What dataset to use for the fine tuning of a pretrained llm?

I’ve passed your course and still not have clear answer on a question. We have a lot of pretrained llms like Llama or Mistral. And yes, they can give not correct answers on my tasks via prompt.

So, the question is — how can I finetune this models? As I understand they were trained on their own datasets. If I want to add more info to it and train model on this info, will the model be trained from zero? Will it forget all the data on that it was initially trained?

Or if I want to save initial state of answers too, should I find a dataset on which model was trained and try just to add my new dataset to it?

You can check the short course that explains how to fine-tune LLMs.

1 Like

Oh, nice! So, as I understnand, if I use .train() on pretrained model, in most part of libraries, it doesn’t overwrite previous knowldege (weights), but just have influence on them and add additional knowledge. It is interesting how much of data should I input to greatly change initial behaviour of pretrained model? :thinking:

And, so, as I understand, 1 llm is all I need for all tasks, if I want to use llm anyway for one of tasks? (no need to create smaller models for separate NLP tasks). The problem is just in its additional training for each of the tasks? So, it is something like T5, that you mention in the course? Universal one model for all tasks?

Yes, using .train() on a pre-trained model in most libraries doesn’t overwrite the existing weights but rather fine-tunes them with the new data (NOTE: You can freeze some weights in some places e.g. feature extractor, etc. to keep their performance foe general-purpose tasks).

The amount of data needed to change the model’s behavior depends on the task and the size of the dataset, but generally, a set of diverse data is required.

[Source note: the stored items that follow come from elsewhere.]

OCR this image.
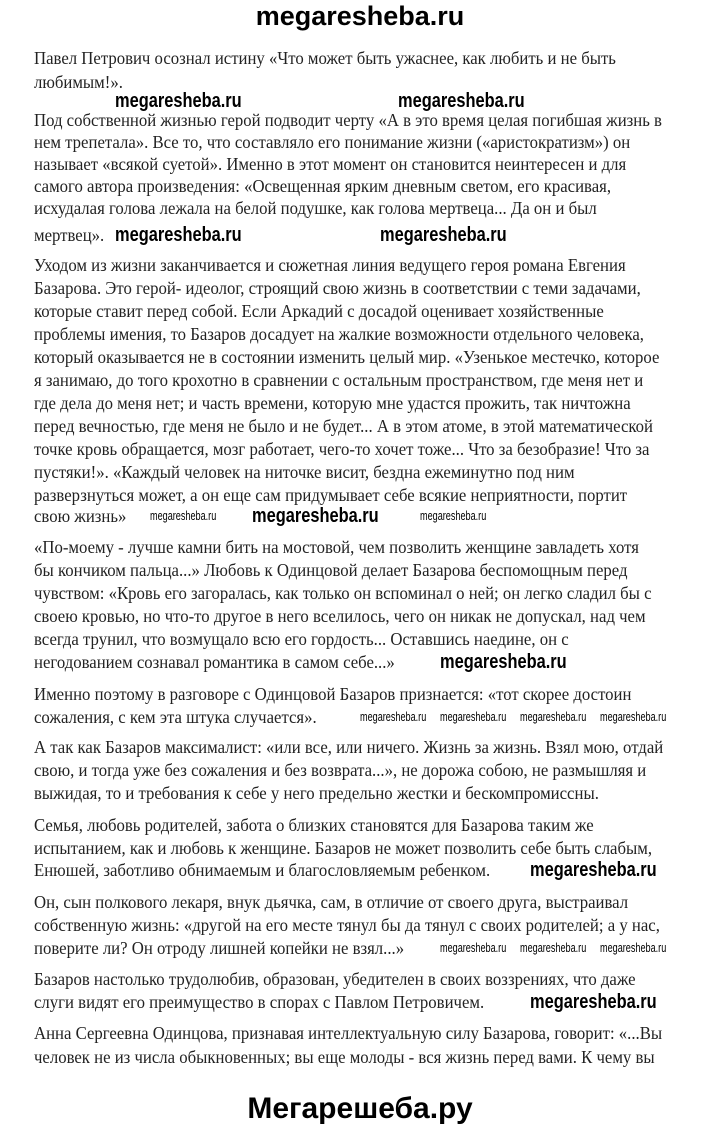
megaresheba.ru
Павел Петрович осознал истину «Что может быть ужаснее, как любить и не быть
любимым!».
Под собственной жизнью герой подводит черту «А в это время целая погибшая жизнь в
нем трепетала». Все то, что составляло его понимание жизни («аристократизм») он
называет «всякой суетой». Именно в этот момент он становится неинтересен и для
самого автора произведения: «Освещенная ярким дневным светом, его красивая,
исхудалая голова лежала на белой подушке, как голова мертвеца... Да он и был
мертвец».
Уходом из жизни заканчивается и сюжетная линия ведущего героя романа Евгения
Базарова. Это герой- идеолог, строящий свою жизнь в соответствии с теми задачами,
которые ставит перед собой. Если Аркадий с досадой оценивает хозяйственные
проблемы имения, то Базаров досадует на жалкие возможности отдельного человека,
который оказывается не в состоянии изменить целый мир. «Узенькое местечко, которое
я занимаю, до того крохотно в сравнении с остальным пространством, где меня нет и
где дела до меня нет; и часть времени, которую мне удастся прожить, так ничтожна
перед вечностью, где меня не было и не будет... А в этом атоме, в этой математической
точке кровь обращается, мозг работает, чего-то хочет тоже... Что за безобразие! Что за
пустяки!». «Каждый человек на ниточке висит, бездна ежеминутно под ним
разверзнуться может, а он еще сам придумывает себе всякие неприятности, портит
свою жизнь»
«По-моему - лучше камни бить на мостовой, чем позволить женщине завладеть хотя
бы кончиком пальца...» Любовь к Одинцовой делает Базарова беспомощным перед
чувством: «Кровь его загоралась, как только он вспоминал о ней; он легко сладил бы с
своею кровью, но что-то другое в него вселилось, чего он никак не допускал, над чем
всегда трунил, что возмущало всю его гордость... Оставшись наедине, он с
негодованием сознавал романтика в самом себе...»
Именно поэтому в разговоре с Одинцовой Базаров признается: «тот скорее достоин
сожаления, с кем эта штука случается».
А так как Базаров максималист: «или все, или ничего. Жизнь за жизнь. Взял мою, отдай
свою, и тогда уже без сожаления и без возврата...», не дорожа собою, не размышляя и
выжидая, то и требования к себе у него предельно жестки и бескомпромиссны.
Семья, любовь родителей, забота о близких становятся для Базарова таким же
испытанием, как и любовь к женщине. Базаров не может позволить себе быть слабым,
Енюшей, заботливо обнимаемым и благословляемым ребенком.
Он, сын полкового лекаря, внук дьячка, сам, в отличие от своего друга, выстраивал
собственную жизнь: «другой на его месте тянул бы да тянул с своих родителей; а у нас,
поверите ли? Он отроду лишней копейки не взял...»
Базаров настолько трудолюбив, образован, убедителен в своих воззрениях, что даже
слуги видят его преимущество в спорах с Павлом Петровичем.
Анна Сергеевна Одинцова, признавая интеллектуальную силу Базарова, говорит: «...Вы
человек не из числа обыкновенных; вы еще молоды - вся жизнь перед вами. К чему вы
megaresheba.ru	megaresheba.ru
megaresheba.ru	megaresheba.ru
megaresheba.ru
megaresheba.ru
megaresheba.ru
megaresheba.ru
megaresheba.ru megaresheba.ru megaresheba.ru
megaresheba.ru
megaresheba.ru
megaresheba.ru
megaresheba.ru megaresheba.ru megaresheba.ru
Мегарешеба.ру
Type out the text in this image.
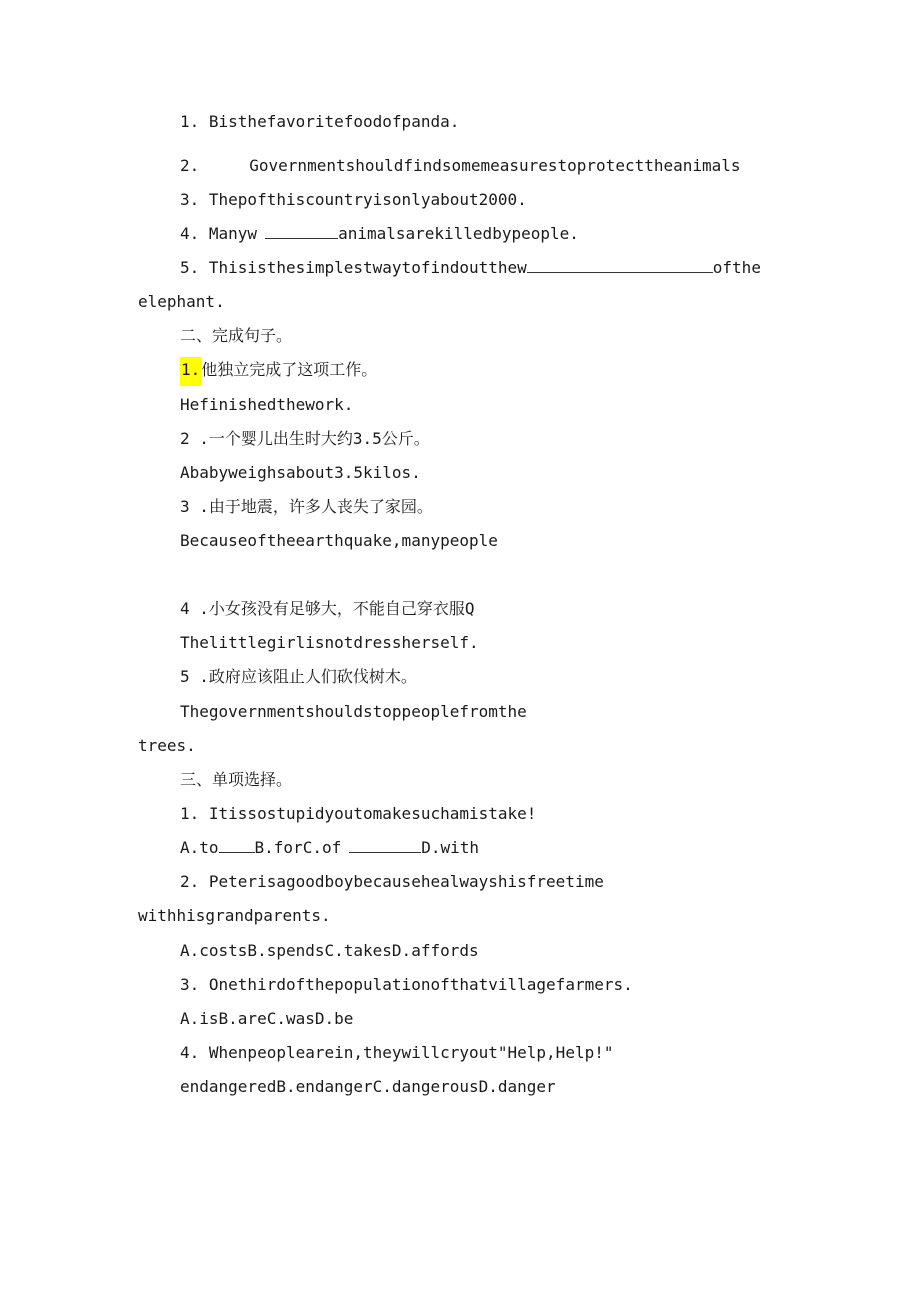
1. Bisthefavoritefoodofpanda.
2.	Governmentshouldfindsomemeasurestoprotecttheanimals
3. Thepofthiscountryisonlyabout2000.
4. Manyw	animalsarekilledbypeople.
5. Thisisthesimplestwaytofindoutthew	ofthe
elephant.
二、完成句子。
1.他独立完成了这项工作。
Hefinishedthework.
2 .一个婴儿出生时大约3.5公斤。
Ababyweighsabout3.5kilos.
3 .由于地震，许多人丧失了家园。
Becauseoftheearthquake,manypeople
4 .小女孩没有足够大，不能自己穿衣服Q
Thelittlegirlisnotdressherself.
5 .政府应该阻止人们砍伐树木。
Thegovernmentshouldstoppeoplefromthe
trees.
三、单项选择。
1. Itissostupidyoutomakesuchamistake!
A.to B.forC.of	D.with
2. Peterisagoodboybecausehealwayshisfreetime
withhisgrandparents.
A.costsB.spendsC.takesD.affords
3. Onethirdofthepopulationofthatvillagefarmers.
A.isB.areC.wasD.be
4. Whenpeoplearein,theywillcryout"Help,Help!"
endangeredB.endangerC.dangerousD.danger
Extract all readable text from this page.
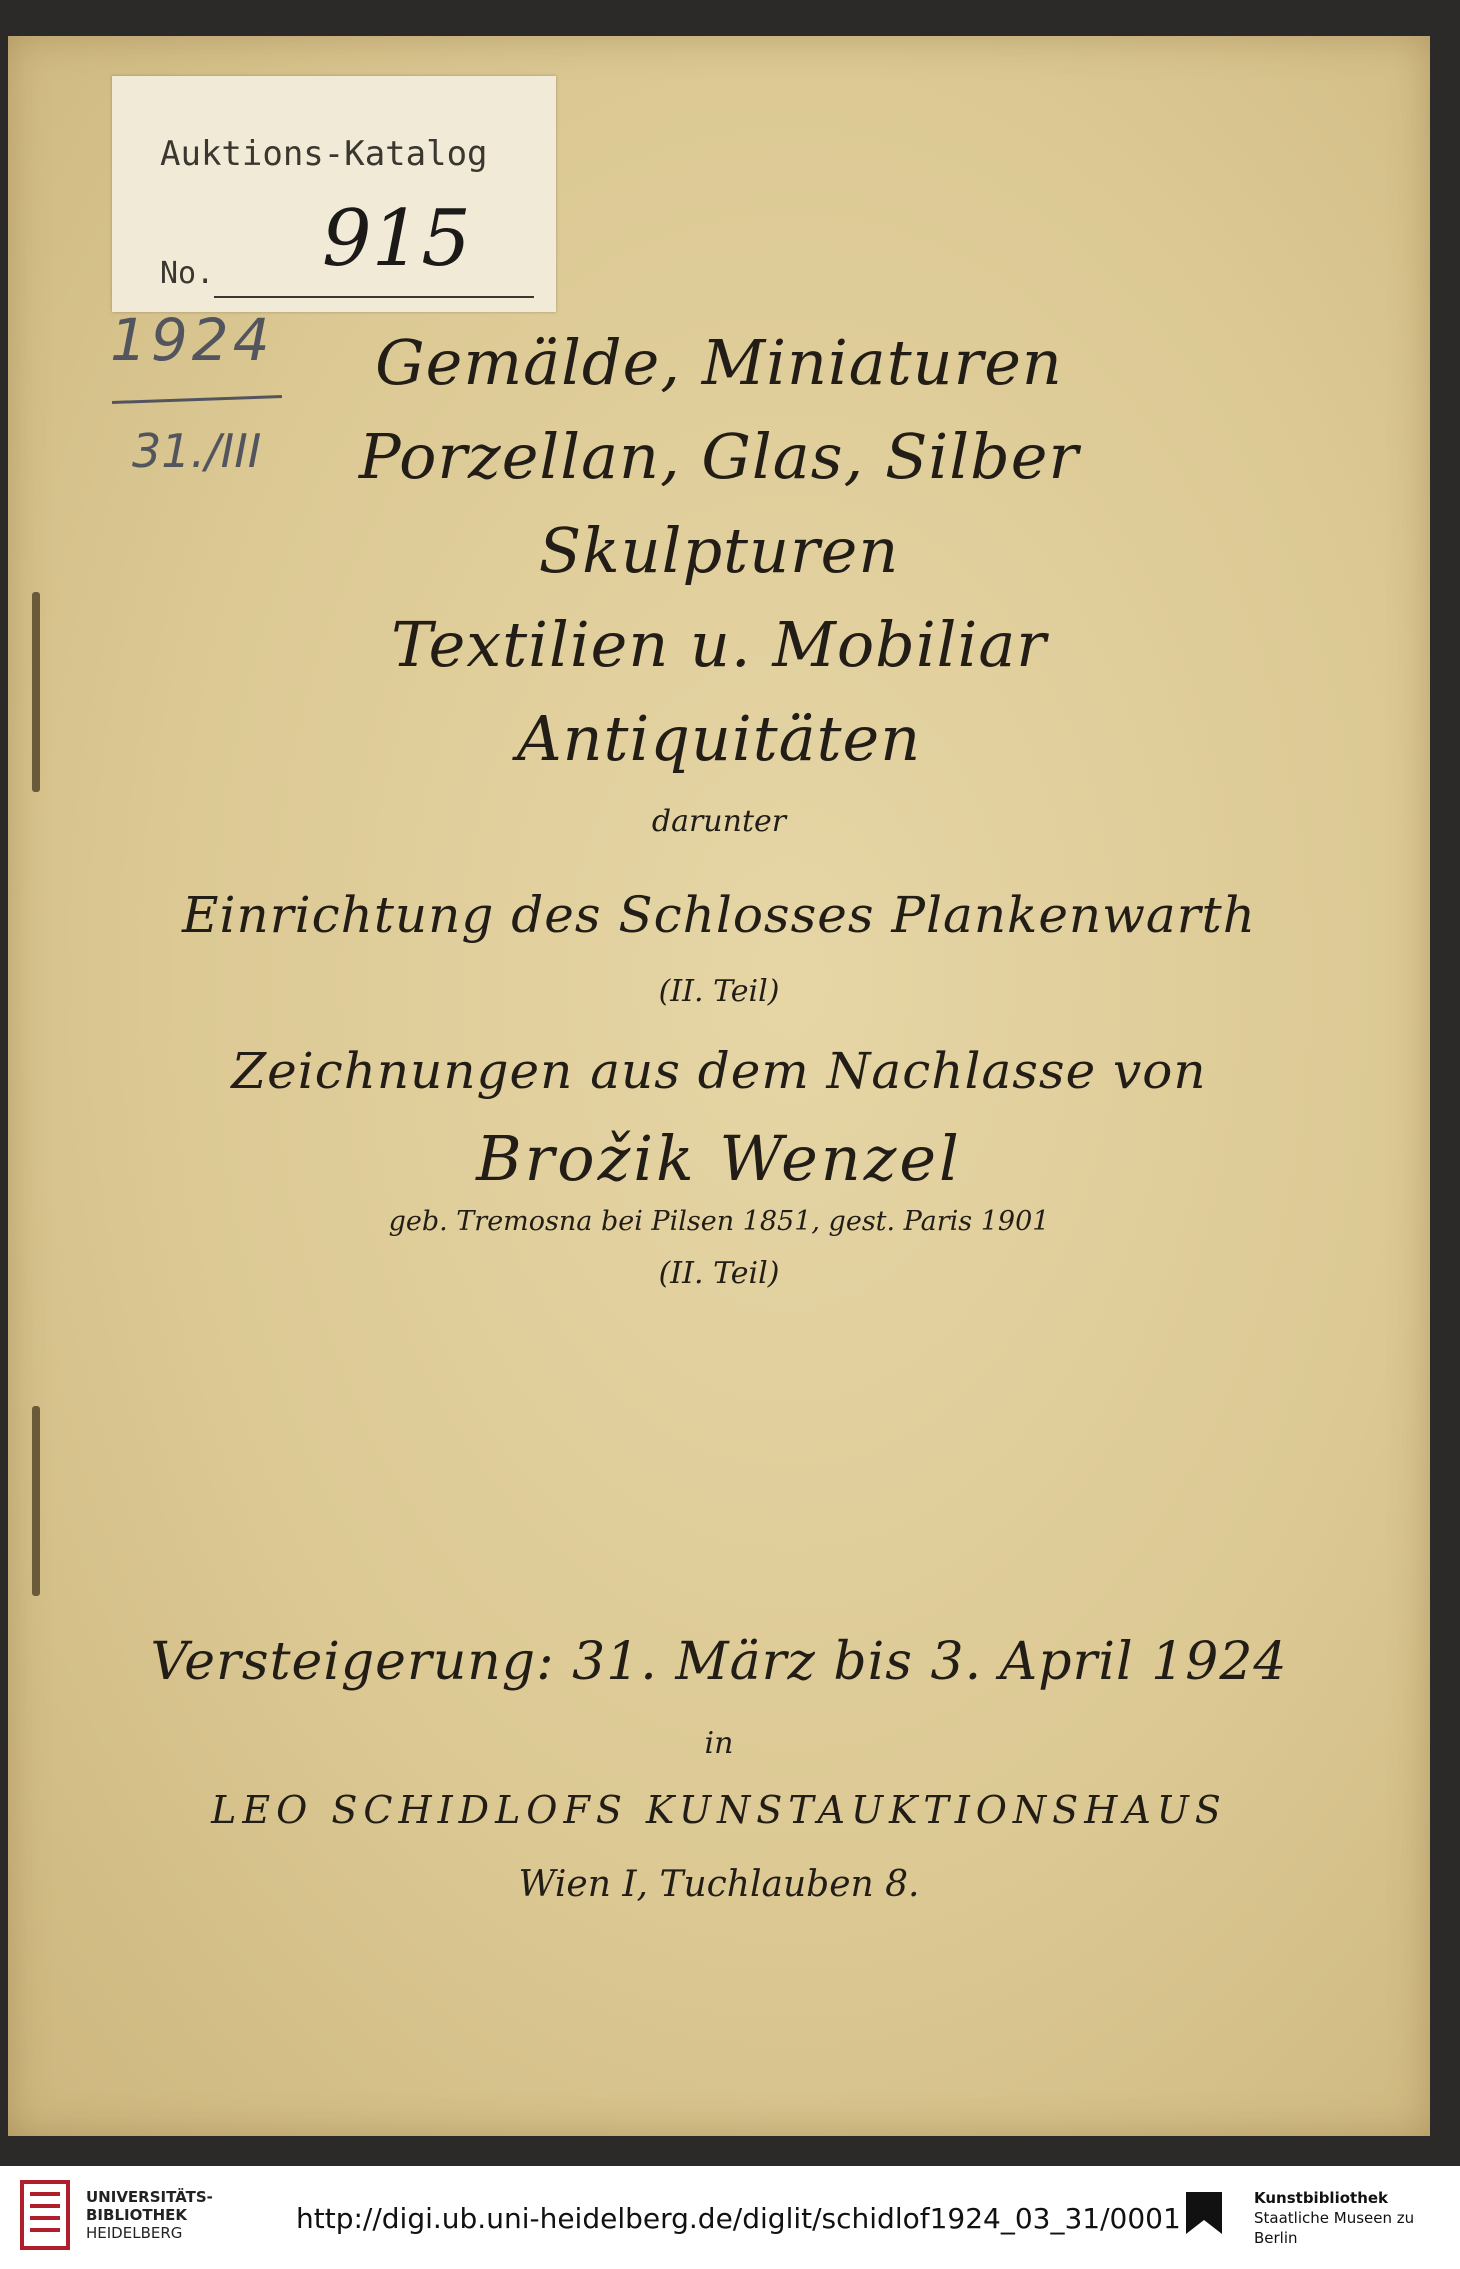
Auktions-Katalog
No. 915
1924
31./III
Gemälde, Miniaturen
Porzellan, Glas, Silber
Skulpturen
Textilien u. Mobiliar
Antiquitäten
darunter
Einrichtung des Schlosses Plankenwarth
(II. Teil)
Zeichnungen aus dem Nachlasse von
Brožik Wenzel
geb. Tremosna bei Pilsen 1851, gest. Paris 1901
(II. Teil)
Versteigerung: 31. März bis 3. April 1924
in
LEO SCHIDLOFS KUNSTAUKTIONSHAUS
Wien I, Tuchlauben 8.
UNIVERSITÄTS-
BIBLIOTHEK
HEIDELBERG	http://digi.ub.uni-heidelberg.de/diglit/schidlof1924_03_31/0001
Kunstbibliothek
Staatliche Museen zu Berlin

LLMs like T5 can handle various NLP tasks with a single model so, you don’t need to create separate models for each task. However, fine-tuning is often necessary!

Hope this helps!

1 Like

I’ve just started to watch https://www.coursera.org/learn/generative-ai-with-llms. I think this is most usefull NLP course in deeplearning.ai. I’am sure that it should be included to NLP Specialization.

1 Like

Hey there,

Good to hear that you liked the course and found it practical!

@Alireza_Saei and @someone555777, I am looking to start my next course, and I was wondering about the NLP Specialization. Then, I read your comments on the Generative AI with LLMs course, which seems good.
What would you say if you had to choose which one to do first?

1 Like

Hey there @fabricio

The NLP Specialization starts from the basics of NLP, covering n-grams, POS tagging, RNNs, attention models, transformers, etc. It’s excellent if you have no prior knowledge and want a solid foundation. However, if you’re eager to dive into LLMs field and start projects quickly, the Generative AI with LLMs course might be the better choice.

If you’re not in a rush, starting with the NLP Specialization and then switching to the Generative AI with LLMs course can be a great path.

Hope this helps! If you need further assistance feel free to ask. And good luck with your learning journey! :raised_hands:

1 Like


Your comment is very helpful. Thanks.
I am not in a rush. I like to learn all the fundamentals first and then build more advanced knowledge on a solid foundation.

I think I’ll follow your suggested learning path, sir.
Once again, thank you!

You’re welcome! I’m glad you found my comment useful. I wish you the best of luck on your learning journey! :raised_hands:

1 Like

But you should know also, that 80% of NLP Specialization is not connected with LLM at all. It is something about how to do specific tasks by simple ways. That are more hardware efficient and has quicker response. But if you will need to use LLM, all this approaches are often a bit non-sense


Thanks. Yes, I understand that LLMs are just a tiny fraction of what NLP entails. I am interested in learning everything.
LLMs are great, but I want to go beyond.